Por Beatriz Contelli
São Paulo

O que diriam os escravizados de São Domingos (Haiti), os zapatistas de Morelos (México), os revoltosos da Frente Sandinista (Nicarágua) e os quéchuas de Lima, se ao invés dos colonizadores, fossem os povos colonizados o personagem principal da História?

Amplamente eurocêntrico, o processo de colonização tem como pressuposto uma dominação cultural e ideológica, que usa uma suposta hegemonia europeia como justificativa para controlar todas as formas de subjetividade e produção do conhecimento.

Em seus escritos, Marx já denunciava que a colonização é, antes de tudo, “o emprego das forças armadas, a violência da conquista de territórios e a submissão de povos”. Propagada como “oficial”, a História dos dominadores reflete uma História de barbárie, de exterminação e de opressão impiedosa.

Contar a História do ponto de vista dos explorados – escovar a História a contrapelo – é desmistificar os feitos da modernidade e desnaturalizar a superioridade de raça.
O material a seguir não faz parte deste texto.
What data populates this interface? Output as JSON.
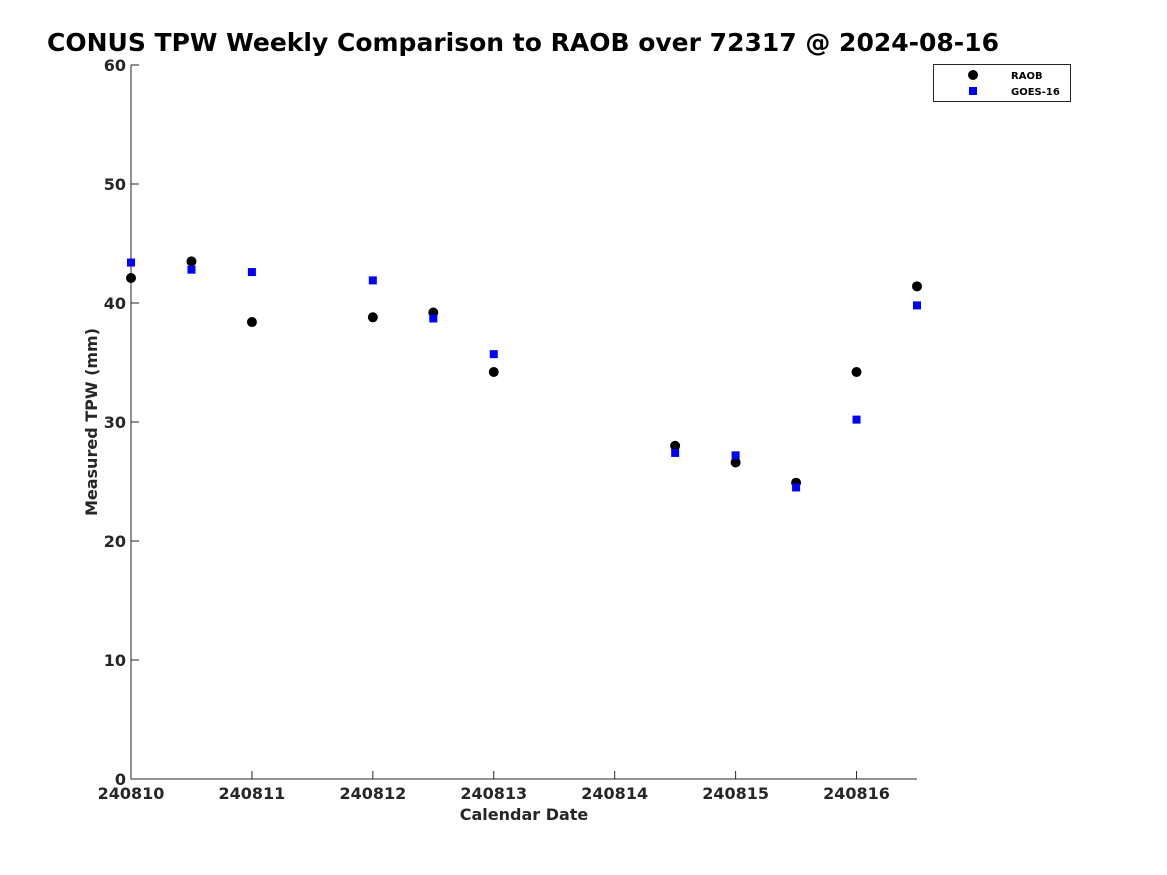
{
  "chart_data": {
    "type": "scatter",
    "title": "CONUS TPW Weekly Comparison to RAOB over 72317 @ 2024-08-16",
    "xlabel": "Calendar Date",
    "ylabel": "Measured TPW (mm)",
    "xlim": [
      240810,
      240816.5
    ],
    "ylim": [
      0,
      60
    ],
    "x_ticks": [
      "240810",
      "240811",
      "240812",
      "240813",
      "240814",
      "240815",
      "240816"
    ],
    "y_ticks": [
      "0",
      "10",
      "20",
      "30",
      "40",
      "50",
      "60"
    ],
    "grid": false,
    "legend_position": "top-right",
    "series": [
      {
        "name": "RAOB",
        "marker": "circle",
        "color": "#000000",
        "points": [
          {
            "x": 240810.0,
            "y": 42.1
          },
          {
            "x": 240810.5,
            "y": 43.5
          },
          {
            "x": 240811.0,
            "y": 38.4
          },
          {
            "x": 240812.0,
            "y": 38.8
          },
          {
            "x": 240812.5,
            "y": 39.2
          },
          {
            "x": 240813.0,
            "y": 34.2
          },
          {
            "x": 240814.5,
            "y": 28.0
          },
          {
            "x": 240815.0,
            "y": 26.6
          },
          {
            "x": 240815.5,
            "y": 24.9
          },
          {
            "x": 240816.0,
            "y": 34.2
          },
          {
            "x": 240816.5,
            "y": 41.4
          }
        ]
      },
      {
        "name": "GOES-16",
        "marker": "square",
        "color": "#0000ff",
        "points": [
          {
            "x": 240810.0,
            "y": 43.4
          },
          {
            "x": 240810.5,
            "y": 42.8
          },
          {
            "x": 240811.0,
            "y": 42.6
          },
          {
            "x": 240812.0,
            "y": 41.9
          },
          {
            "x": 240812.5,
            "y": 38.7
          },
          {
            "x": 240813.0,
            "y": 35.7
          },
          {
            "x": 240814.5,
            "y": 27.4
          },
          {
            "x": 240815.0,
            "y": 27.2
          },
          {
            "x": 240815.5,
            "y": 24.5
          },
          {
            "x": 240816.0,
            "y": 30.2
          },
          {
            "x": 240816.5,
            "y": 39.8
          }
        ]
      }
    ]
  }
}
Contar a História do ponto de vista dos vencidos é torná-los mais que meros objetos, e sim sujeitos da História.

Em memória aos condenados da Terra, é preciso se desvencilhar de armadilhas liberais e contar a História do ponto de vista do colonizado, não como um pedido por reformas, mas como o esforço de um povo, para retomar em mãos a sua História.
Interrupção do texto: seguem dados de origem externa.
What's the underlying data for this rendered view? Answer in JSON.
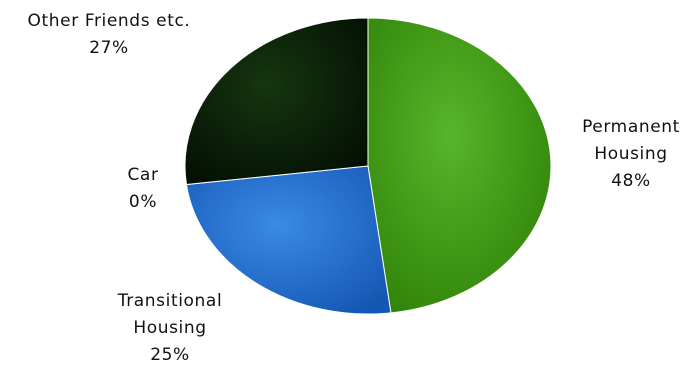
{
  "chart_data": {
    "type": "pie",
    "title": "",
    "slices": [
      {
        "label_lines": [
          "Permanent",
          "Housing"
        ],
        "percent_label": "48%",
        "value": 48,
        "color": "#3e9a12"
      },
      {
        "label_lines": [
          "Transitional",
          "Housing"
        ],
        "percent_label": "25%",
        "value": 25,
        "color": "#1f6fd0"
      },
      {
        "label_lines": [
          "Car"
        ],
        "percent_label": "0%",
        "value": 0,
        "color": "#d04040"
      },
      {
        "label_lines": [
          "Other Friends etc."
        ],
        "percent_label": "27%",
        "value": 27,
        "color": "#0b2108"
      }
    ],
    "legend": "none",
    "start_angle_deg": 0,
    "direction": "clockwise"
  }
}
Não nos esqueçamos que é moralmente inaceitável julgar da mesma forma os colonizados de São Domingos, que fazem uma revolução a fim de abolir a escravidão, e os colonizadores que lutam para eternizar a escravidão e a dominação colonial.
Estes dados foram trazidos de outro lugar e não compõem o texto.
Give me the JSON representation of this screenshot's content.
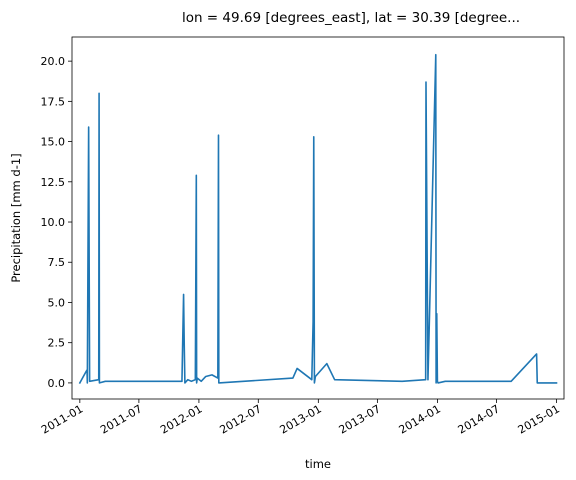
{
  "chart_data": {
    "type": "line",
    "title": "lon = 49.69 [degrees_east], lat = 30.39 [degree...",
    "xlabel": "time",
    "ylabel": "Precipitation [mm d-1]",
    "xlim": [
      "2010-12-08",
      "2015-01-24"
    ],
    "ylim": [
      -1.0,
      21.5
    ],
    "grid": false,
    "legend": "none",
    "line_color": "#1f77b4",
    "x_ticks": [
      {
        "value": "2011-01-01",
        "label": "2011-01"
      },
      {
        "value": "2011-07-01",
        "label": "2011-07"
      },
      {
        "value": "2012-01-01",
        "label": "2012-01"
      },
      {
        "value": "2012-07-01",
        "label": "2012-07"
      },
      {
        "value": "2013-01-01",
        "label": "2013-01"
      },
      {
        "value": "2013-07-01",
        "label": "2013-07"
      },
      {
        "value": "2014-01-01",
        "label": "2014-01"
      },
      {
        "value": "2014-07-01",
        "label": "2014-07"
      },
      {
        "value": "2015-01-01",
        "label": "2015-01"
      }
    ],
    "y_ticks": [
      {
        "value": 0.0,
        "label": "0.0"
      },
      {
        "value": 2.5,
        "label": "2.5"
      },
      {
        "value": 5.0,
        "label": "5.0"
      },
      {
        "value": 7.5,
        "label": "7.5"
      },
      {
        "value": 10.0,
        "label": "10.0"
      },
      {
        "value": 12.5,
        "label": "12.5"
      },
      {
        "value": 15.0,
        "label": "15.0"
      },
      {
        "value": 17.5,
        "label": "17.5"
      },
      {
        "value": 20.0,
        "label": "20.0"
      }
    ],
    "series": [
      {
        "x": [
          "2011-01-01",
          "2011-01-20",
          "2011-01-23",
          "2011-01-24",
          "2011-01-28",
          "2011-01-31",
          "2011-02-28",
          "2011-03-01",
          "2011-03-02",
          "2011-03-20",
          "2011-09-25",
          "2011-10-20",
          "2011-11-10",
          "2011-11-15",
          "2011-11-17",
          "2011-11-19",
          "2011-11-28",
          "2011-12-09",
          "2011-12-21",
          "2011-12-24",
          "2011-12-25",
          "2011-12-27",
          "2012-01-08",
          "2012-01-22",
          "2012-02-10",
          "2012-02-28",
          "2012-03-01",
          "2012-03-02",
          "2012-10-15",
          "2012-10-28",
          "2012-12-12",
          "2012-12-16",
          "2012-12-18",
          "2012-12-20",
          "2012-12-23",
          "2013-01-27",
          "2013-02-20",
          "2013-09-15",
          "2013-11-26",
          "2013-11-27",
          "2013-12-03",
          "2013-12-27",
          "2013-12-28",
          "2013-12-30",
          "2014-01-01",
          "2014-01-03",
          "2014-01-25",
          "2014-02-03",
          "2014-02-07",
          "2014-08-15",
          "2014-11-01",
          "2014-11-03",
          "2015-01-01"
        ],
        "y": [
          0.0,
          0.7,
          0.8,
          0.0,
          15.9,
          0.1,
          0.2,
          18.0,
          0.0,
          0.1,
          0.1,
          0.1,
          0.1,
          5.5,
          2.4,
          0.0,
          0.2,
          0.1,
          0.2,
          12.9,
          0.0,
          0.3,
          0.1,
          0.4,
          0.5,
          0.3,
          15.4,
          0.0,
          0.3,
          0.9,
          0.2,
          3.8,
          15.3,
          0.0,
          0.4,
          1.2,
          0.2,
          0.1,
          0.2,
          18.7,
          0.2,
          20.4,
          0.0,
          4.3,
          0.1,
          0.0,
          0.1,
          0.1,
          0.1,
          0.1,
          1.8,
          0.0,
          0.0
        ]
      }
    ]
  }
}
Não nos esqueçamos das elites latifundiárias que usurpou terras indígenas e da luta zapatista para retomar algo que, historicamente, era seu por direito.

Não nos esqueçamos da intervenção militar norte-americana em território nicaraguense e da atuação dos sandinistas em livrar seu país da influência imperialista.

Não nos esqueçamos da devastação do império inca imposta pela colonização espanhola e da perseverança do povo quéchua em preservar suas tradições.

Sufocada pelo colonialismo, a História, ao simpatizar com o vencedor, beneficia os dominadores, e ao entregar-se à classe dominante, esquece dos corpos que estão prostrados no chão.

Marx sabia que o avanço colonial traria em suas mãos o sangue, a miséria e a degradação dos povos. Hoje é preciso que saibamos que contar a História do ponto de vista dos povos colonizados impede que o aliado se transforme em inimigo e o inimigo se transforme em aliado.